In an attempt to promote India’s transition to a goods and services tax (GST) system, the 13th Finance Commission is open to compensating states fretful that the move would lead to a decline in their revenue.
Accommodating: Vijay Kelkar. Shabaz Khan / PTI
The commission, a statutory body appointed to recommend the proportion in which tax revenues are to be shared between the Centre and the states, “is willing to consider providing for compensation in order to advance the implementation of a ‘flawless’ GST”, chairman Vijay Kelkar said on Monday. The introduction of GST is expected to boost India’s gross domestic product by 1.4% annually, or about Rs73,000 crore, Kelkar said in a written copy of his speech to industry body Associated Chambers of Commerce and Industry of India, or Assocham.

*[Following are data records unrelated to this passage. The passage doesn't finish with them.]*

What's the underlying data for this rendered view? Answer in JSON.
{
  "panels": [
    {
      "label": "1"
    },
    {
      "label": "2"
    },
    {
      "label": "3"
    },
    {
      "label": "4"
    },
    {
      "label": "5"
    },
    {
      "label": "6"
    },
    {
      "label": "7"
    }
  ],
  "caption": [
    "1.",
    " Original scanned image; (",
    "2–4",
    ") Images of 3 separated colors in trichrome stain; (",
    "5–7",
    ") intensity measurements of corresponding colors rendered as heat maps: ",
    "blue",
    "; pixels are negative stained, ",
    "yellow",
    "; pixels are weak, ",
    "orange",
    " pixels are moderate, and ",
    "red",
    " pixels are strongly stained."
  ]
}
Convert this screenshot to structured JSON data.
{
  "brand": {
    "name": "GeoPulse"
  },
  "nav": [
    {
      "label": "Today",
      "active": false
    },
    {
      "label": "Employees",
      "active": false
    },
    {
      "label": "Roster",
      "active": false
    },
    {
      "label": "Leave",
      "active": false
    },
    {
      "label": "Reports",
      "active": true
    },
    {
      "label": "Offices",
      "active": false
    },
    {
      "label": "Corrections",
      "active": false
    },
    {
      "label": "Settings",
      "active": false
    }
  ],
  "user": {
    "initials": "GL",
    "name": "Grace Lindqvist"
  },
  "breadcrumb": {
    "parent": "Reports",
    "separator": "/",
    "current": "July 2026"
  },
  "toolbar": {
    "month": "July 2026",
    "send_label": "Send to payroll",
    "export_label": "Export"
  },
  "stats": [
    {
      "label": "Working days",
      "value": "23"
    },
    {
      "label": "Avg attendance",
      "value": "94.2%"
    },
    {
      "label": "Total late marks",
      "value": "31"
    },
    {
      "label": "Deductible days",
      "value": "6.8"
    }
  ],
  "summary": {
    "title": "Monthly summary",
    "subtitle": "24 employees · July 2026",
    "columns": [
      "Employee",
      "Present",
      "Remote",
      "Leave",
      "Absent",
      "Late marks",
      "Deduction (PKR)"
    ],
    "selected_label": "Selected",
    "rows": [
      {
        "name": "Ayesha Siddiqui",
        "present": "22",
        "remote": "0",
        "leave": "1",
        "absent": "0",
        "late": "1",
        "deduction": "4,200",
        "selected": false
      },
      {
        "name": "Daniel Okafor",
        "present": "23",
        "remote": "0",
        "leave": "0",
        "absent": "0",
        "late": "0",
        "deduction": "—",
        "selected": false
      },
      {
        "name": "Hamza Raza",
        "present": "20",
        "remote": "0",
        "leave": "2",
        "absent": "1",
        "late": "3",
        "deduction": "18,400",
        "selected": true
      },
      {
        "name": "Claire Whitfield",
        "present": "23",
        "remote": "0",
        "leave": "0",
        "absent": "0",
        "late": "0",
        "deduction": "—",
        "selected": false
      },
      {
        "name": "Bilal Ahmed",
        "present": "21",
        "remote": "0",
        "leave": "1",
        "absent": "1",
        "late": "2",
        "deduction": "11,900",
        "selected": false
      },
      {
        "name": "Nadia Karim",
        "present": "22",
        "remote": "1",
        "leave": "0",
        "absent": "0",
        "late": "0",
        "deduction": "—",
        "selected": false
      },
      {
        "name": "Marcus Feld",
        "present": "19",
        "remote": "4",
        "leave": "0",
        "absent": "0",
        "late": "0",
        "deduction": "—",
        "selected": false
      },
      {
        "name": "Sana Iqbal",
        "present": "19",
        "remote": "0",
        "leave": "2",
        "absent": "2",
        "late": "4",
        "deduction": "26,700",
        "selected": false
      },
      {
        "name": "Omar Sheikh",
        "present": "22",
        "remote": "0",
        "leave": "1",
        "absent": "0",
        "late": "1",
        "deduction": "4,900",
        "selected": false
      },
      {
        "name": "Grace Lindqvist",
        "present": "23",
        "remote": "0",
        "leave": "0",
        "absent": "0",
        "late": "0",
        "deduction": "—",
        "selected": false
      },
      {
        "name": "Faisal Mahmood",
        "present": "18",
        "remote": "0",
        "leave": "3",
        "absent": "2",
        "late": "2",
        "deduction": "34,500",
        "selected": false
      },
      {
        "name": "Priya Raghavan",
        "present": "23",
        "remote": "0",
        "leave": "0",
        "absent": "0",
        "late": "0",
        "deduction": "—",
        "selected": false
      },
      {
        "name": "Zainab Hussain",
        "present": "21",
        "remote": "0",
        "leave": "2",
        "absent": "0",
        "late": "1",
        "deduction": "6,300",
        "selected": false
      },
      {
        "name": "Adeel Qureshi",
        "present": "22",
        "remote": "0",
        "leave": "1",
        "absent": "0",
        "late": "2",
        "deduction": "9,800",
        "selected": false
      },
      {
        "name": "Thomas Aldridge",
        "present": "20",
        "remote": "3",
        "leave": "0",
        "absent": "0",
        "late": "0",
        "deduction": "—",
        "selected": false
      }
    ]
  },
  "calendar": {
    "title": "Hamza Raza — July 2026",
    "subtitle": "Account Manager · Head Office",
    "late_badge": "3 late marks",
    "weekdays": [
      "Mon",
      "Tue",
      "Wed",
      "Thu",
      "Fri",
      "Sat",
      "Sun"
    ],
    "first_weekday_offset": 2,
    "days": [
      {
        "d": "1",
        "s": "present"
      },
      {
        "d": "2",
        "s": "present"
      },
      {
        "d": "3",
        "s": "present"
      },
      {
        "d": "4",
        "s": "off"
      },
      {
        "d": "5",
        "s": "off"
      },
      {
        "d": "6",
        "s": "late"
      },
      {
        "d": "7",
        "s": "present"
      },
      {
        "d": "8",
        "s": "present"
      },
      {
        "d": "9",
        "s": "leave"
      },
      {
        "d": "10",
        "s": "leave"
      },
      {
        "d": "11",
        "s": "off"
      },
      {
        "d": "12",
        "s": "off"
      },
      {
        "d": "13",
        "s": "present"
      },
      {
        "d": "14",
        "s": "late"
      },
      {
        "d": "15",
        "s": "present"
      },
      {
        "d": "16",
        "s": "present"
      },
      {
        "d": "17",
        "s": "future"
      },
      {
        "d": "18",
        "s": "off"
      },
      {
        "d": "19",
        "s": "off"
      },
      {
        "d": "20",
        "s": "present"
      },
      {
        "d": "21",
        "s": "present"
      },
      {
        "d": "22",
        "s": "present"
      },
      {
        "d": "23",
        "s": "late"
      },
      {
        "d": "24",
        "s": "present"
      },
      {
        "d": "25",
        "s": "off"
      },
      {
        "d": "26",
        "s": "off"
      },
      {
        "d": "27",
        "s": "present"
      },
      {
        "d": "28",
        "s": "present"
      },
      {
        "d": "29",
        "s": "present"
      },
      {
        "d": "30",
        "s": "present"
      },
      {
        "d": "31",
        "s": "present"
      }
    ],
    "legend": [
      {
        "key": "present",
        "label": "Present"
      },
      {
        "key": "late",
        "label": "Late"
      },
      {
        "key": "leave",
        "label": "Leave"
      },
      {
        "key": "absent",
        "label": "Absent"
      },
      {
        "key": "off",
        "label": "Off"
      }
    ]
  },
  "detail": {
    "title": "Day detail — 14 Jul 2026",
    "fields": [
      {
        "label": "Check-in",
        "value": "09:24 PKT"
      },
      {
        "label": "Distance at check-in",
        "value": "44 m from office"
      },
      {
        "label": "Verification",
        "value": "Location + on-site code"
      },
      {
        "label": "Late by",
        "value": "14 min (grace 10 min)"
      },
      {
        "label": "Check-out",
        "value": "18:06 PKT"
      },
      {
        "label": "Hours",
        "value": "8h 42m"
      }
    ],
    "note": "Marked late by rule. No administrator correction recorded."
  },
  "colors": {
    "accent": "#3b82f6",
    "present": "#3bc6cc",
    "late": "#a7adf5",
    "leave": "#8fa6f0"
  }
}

The previous government proposed introducing GST from 1 April in an attempt to integrate the states into one common market and reduce costs for businesses that are now taxed at least once when they source supplies from outside the state where they are situated.
Kelkar also suggested that housing, construction and railways be included in the proposed GST to increase the tax base and enhance collections.
“I would urge that the construction and housing sectors be included in the GST base, either immediately or during a subsequent phase,” Kelkar said.
The construction sector is a significant contributor to the economy and housing expenditure dominates personal consumption so the two sectors would increase the tax base, he added.